"The Cockerall Butterfly Center was closer to the bone. Who could dream this up? Maybe someone feeling deprived, tired of closing their eyes. Two thousand quasi-free butterflies, fifty to sixty widely different varieties, were fluttering away their lives within the expansive confines of a cone-shaped three-story glass tower. We walked beside waterfalls in a flowering multitiered jungle, and the butterflies sometimes were attracted to bright colors; they rode on Annick's loose silvery hair like fluttering decorations, and contributed, as unrestrained creatures will, to restoring our shot nerves. Maybe that's civilization's main reason for contact with other forms of life these days; we like to have them around because their presence reminds us of rhythms that might keep us sane. We go to petting zoos in order to touch and witness emergence and interconnection and rebirth; we plug into situations where we can practice dancing the big dance, the old contact sport, with animals. The creatures, alone with us amid infinities, are our only companions. As we watch, life forms are disappearing. It's like watching our invulnerabilities vanish. Of all our myriad duties, preservation has to be central.

"Late that afternoon in Houston, we walked across great lawns to contemplate another actuality, the ensemble of murals Mark Rothko created for the eight–sided de Menil chapel, fields of radiant darkness, from which there came no message but whatever each viewer called up. For me, it was the demands of acceptance. On that bright afternoon, I thought of Glenn Gould in the studio he built in the backlands of Canada, humming along to immaculate Bach and then, in between times, on the telephone to faraway friends; and then of the aged stranger Piet Mondrian, poor and exiled in New York during World War II, surely dying, but out wandering Times Square at night, infatuated with the neon and skyscrapers and with Meade Lux Lewis and Teddy Wilson and Dizzy Gillespie and Charlie Parker, with Fred Astaire and Ginger Rogers — Mondrian, an old man jitterbugging at parties.

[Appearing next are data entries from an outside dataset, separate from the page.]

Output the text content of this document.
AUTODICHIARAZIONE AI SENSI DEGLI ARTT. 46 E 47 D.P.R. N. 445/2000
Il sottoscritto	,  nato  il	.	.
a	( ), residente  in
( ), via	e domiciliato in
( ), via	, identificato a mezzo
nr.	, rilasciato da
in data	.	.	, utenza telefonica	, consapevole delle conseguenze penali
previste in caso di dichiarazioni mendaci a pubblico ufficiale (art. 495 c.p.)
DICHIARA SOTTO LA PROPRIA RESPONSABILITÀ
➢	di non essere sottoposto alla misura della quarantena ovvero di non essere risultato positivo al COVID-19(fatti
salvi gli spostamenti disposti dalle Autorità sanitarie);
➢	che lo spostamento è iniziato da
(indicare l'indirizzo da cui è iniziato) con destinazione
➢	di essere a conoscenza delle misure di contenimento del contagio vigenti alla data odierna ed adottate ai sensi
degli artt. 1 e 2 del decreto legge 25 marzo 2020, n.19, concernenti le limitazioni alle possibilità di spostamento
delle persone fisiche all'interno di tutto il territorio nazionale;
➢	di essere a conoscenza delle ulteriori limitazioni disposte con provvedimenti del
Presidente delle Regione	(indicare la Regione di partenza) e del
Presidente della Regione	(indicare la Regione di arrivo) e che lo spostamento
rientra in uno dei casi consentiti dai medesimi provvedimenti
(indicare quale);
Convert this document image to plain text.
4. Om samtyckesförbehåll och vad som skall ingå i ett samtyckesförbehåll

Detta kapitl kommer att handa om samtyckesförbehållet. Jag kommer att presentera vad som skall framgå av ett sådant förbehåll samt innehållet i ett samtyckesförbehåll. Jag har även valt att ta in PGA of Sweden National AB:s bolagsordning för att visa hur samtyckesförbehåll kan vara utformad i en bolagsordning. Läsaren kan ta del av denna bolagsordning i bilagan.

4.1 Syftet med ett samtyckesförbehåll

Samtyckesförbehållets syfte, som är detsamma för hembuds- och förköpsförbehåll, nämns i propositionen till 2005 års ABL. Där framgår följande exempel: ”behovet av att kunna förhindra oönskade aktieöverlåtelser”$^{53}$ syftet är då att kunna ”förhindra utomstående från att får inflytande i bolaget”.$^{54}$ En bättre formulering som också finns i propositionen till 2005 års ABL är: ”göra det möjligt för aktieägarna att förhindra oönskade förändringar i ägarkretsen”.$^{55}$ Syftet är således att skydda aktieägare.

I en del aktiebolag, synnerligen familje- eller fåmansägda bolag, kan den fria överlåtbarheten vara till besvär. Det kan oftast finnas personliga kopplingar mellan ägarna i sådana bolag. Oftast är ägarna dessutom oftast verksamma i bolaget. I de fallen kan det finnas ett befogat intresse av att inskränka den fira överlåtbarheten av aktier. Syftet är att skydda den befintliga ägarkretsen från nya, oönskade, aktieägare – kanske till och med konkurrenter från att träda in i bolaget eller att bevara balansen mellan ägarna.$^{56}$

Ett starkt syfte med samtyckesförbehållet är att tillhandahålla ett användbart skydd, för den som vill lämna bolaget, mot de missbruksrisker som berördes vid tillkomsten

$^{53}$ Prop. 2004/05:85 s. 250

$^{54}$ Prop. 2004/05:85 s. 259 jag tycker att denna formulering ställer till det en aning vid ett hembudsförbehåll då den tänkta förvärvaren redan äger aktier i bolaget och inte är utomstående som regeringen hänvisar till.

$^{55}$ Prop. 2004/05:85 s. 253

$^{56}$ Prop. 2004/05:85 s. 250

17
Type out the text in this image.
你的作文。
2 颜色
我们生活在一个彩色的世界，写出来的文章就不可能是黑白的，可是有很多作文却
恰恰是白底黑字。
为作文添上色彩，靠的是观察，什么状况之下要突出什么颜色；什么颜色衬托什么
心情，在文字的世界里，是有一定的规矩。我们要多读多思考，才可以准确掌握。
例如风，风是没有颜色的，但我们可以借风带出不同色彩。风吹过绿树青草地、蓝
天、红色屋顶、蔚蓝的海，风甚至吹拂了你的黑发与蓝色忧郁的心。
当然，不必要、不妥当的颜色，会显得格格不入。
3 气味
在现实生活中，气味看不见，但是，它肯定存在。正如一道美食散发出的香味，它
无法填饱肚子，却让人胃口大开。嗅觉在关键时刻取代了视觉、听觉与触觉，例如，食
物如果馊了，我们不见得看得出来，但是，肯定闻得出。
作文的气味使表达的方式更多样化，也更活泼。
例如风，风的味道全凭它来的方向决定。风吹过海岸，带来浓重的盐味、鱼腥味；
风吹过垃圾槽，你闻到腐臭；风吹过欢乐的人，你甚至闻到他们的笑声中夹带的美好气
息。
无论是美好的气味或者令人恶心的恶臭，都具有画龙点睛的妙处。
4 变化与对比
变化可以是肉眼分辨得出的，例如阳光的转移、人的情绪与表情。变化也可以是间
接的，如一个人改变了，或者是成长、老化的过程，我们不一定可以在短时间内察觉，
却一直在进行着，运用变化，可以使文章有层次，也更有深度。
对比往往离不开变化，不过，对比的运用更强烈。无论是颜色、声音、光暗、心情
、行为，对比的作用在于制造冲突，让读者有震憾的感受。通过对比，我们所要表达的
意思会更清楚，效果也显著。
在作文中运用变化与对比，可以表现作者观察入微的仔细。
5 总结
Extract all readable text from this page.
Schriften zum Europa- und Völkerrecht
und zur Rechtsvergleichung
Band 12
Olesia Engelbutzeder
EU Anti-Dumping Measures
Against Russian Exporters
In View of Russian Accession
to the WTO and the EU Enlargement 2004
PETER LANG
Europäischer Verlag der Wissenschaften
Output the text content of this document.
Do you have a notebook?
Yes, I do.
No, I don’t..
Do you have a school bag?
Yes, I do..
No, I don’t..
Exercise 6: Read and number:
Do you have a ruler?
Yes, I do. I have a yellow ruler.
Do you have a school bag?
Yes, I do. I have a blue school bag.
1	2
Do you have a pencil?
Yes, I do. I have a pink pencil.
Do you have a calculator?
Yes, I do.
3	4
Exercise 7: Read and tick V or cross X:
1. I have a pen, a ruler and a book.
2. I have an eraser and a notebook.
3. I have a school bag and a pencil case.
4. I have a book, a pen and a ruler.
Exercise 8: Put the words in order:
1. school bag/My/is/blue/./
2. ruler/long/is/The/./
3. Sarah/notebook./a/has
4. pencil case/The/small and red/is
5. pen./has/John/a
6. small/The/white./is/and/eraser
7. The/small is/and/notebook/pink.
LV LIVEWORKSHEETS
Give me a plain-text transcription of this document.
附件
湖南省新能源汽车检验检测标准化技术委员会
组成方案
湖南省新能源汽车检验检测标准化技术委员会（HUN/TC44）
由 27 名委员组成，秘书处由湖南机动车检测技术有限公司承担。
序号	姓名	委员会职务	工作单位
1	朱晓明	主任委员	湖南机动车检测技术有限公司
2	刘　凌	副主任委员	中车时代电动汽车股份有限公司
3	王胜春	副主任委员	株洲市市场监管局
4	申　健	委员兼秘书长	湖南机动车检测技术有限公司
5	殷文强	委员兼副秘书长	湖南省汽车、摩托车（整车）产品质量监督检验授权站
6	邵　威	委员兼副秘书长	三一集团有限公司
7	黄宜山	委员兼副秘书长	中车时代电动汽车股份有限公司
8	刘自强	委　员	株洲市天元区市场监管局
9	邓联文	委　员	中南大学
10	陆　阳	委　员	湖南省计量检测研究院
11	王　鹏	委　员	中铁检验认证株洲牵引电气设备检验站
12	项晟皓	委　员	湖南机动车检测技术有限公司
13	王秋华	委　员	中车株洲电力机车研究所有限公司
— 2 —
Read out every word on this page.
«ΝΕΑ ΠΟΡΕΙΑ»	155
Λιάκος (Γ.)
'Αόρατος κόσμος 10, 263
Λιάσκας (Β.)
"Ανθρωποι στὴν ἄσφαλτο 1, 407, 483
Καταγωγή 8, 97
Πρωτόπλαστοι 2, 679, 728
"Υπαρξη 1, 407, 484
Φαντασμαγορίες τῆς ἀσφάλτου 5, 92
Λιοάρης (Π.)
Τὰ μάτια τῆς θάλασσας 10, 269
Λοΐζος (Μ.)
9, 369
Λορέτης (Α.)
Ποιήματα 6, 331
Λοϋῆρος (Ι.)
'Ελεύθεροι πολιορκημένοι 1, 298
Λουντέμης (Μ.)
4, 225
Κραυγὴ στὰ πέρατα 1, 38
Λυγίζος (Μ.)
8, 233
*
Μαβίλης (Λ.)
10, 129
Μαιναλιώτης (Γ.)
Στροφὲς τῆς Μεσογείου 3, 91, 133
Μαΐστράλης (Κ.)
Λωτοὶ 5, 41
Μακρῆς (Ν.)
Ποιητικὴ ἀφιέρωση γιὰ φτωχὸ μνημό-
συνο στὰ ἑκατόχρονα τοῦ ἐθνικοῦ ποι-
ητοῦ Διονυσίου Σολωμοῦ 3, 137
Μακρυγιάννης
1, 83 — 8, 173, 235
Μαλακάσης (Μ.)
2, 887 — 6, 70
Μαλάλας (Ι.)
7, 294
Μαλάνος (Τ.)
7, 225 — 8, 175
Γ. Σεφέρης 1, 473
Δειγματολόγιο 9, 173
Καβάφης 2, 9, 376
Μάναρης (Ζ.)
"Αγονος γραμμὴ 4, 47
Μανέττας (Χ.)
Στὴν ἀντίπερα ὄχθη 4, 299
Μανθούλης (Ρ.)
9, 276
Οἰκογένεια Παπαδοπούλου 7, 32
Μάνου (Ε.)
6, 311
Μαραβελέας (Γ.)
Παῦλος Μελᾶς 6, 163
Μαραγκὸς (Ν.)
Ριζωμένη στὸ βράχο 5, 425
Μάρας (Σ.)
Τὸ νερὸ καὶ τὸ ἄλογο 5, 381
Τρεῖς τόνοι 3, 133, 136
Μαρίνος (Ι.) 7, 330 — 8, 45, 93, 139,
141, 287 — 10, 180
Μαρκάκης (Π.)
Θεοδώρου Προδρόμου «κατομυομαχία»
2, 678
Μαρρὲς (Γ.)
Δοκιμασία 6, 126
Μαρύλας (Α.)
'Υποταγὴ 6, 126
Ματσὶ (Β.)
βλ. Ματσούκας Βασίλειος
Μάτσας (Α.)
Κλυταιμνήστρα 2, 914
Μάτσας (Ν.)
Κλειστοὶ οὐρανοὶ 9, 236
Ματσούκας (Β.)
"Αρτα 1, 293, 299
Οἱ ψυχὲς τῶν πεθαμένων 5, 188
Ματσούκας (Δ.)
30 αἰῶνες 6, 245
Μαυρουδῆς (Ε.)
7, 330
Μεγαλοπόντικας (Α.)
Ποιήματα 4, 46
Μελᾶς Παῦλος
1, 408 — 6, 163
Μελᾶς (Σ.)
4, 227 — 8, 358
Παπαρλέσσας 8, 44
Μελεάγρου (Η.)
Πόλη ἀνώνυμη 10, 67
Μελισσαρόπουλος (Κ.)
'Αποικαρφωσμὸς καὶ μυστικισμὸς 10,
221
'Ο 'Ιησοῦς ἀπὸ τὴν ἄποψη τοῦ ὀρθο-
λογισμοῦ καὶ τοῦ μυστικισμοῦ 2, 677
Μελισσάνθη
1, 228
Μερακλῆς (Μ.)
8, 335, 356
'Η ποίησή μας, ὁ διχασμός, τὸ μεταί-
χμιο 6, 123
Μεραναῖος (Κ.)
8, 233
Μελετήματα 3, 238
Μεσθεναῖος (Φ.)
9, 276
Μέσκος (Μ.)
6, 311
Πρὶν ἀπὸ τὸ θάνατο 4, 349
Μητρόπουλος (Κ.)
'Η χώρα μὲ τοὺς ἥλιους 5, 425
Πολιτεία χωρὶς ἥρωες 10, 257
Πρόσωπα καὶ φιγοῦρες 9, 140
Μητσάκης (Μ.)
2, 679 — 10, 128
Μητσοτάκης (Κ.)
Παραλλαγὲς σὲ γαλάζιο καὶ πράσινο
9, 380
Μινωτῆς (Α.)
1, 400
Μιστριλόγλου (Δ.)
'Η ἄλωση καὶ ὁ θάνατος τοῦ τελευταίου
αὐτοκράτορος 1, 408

"In 1968, the year before he died, he came forward with his final masterpiece, the multirhythmic Broadway Boogie Woogie in red and blue and vivid yellow, which I can only think of as sprung from the a soul at the end of things. Facing death, we can feel about to be cut out and excluded from the feast of being, and angrily eager to defeat loss in an effort to heal ourselves, or else we can enjoy having been included, suffering the fate of being part of everything.

"Mark Rothko and Glenn Gould and Piet Mondrian gave their work as a gift. Harmony and dancing are a form of prayer. There's nothing to do but make peace with the rising flames while the house is burning, a try at joyousness, like Mondrian at some party in New York or Glenn Gould up north, humming and dialing.

"In 'Song of Myself,' Whitman says of animals, 'Not one is respectable or unhappy over the whole earth.' Should we envy them and want to be like them? Probably not. Our species cannot comfortably live without intelligently defined purposes. But which?

"The garden we are creating of the world can be denuded and perilous, a location where the poor and disenfranchised scrap in the night, and where the privileged dither in their selfish waltz toward death. Or it can be plentiful and democratic, a peaceful stage where citizens enact a drama centered on serving what we have and one another. The agenda I propose is simple enough. We must relearn the arts of generosity. We cannot, in any long run, survive by bucking against natural forces, and it is our moral duty to defend all life.

"It's time to give something back to the systems of order that have supported us: care and tenderness. As we work on behalf of one another and the world, we begin to experience the solace of reinhabiting our emotional skins. Generosity is the endless project."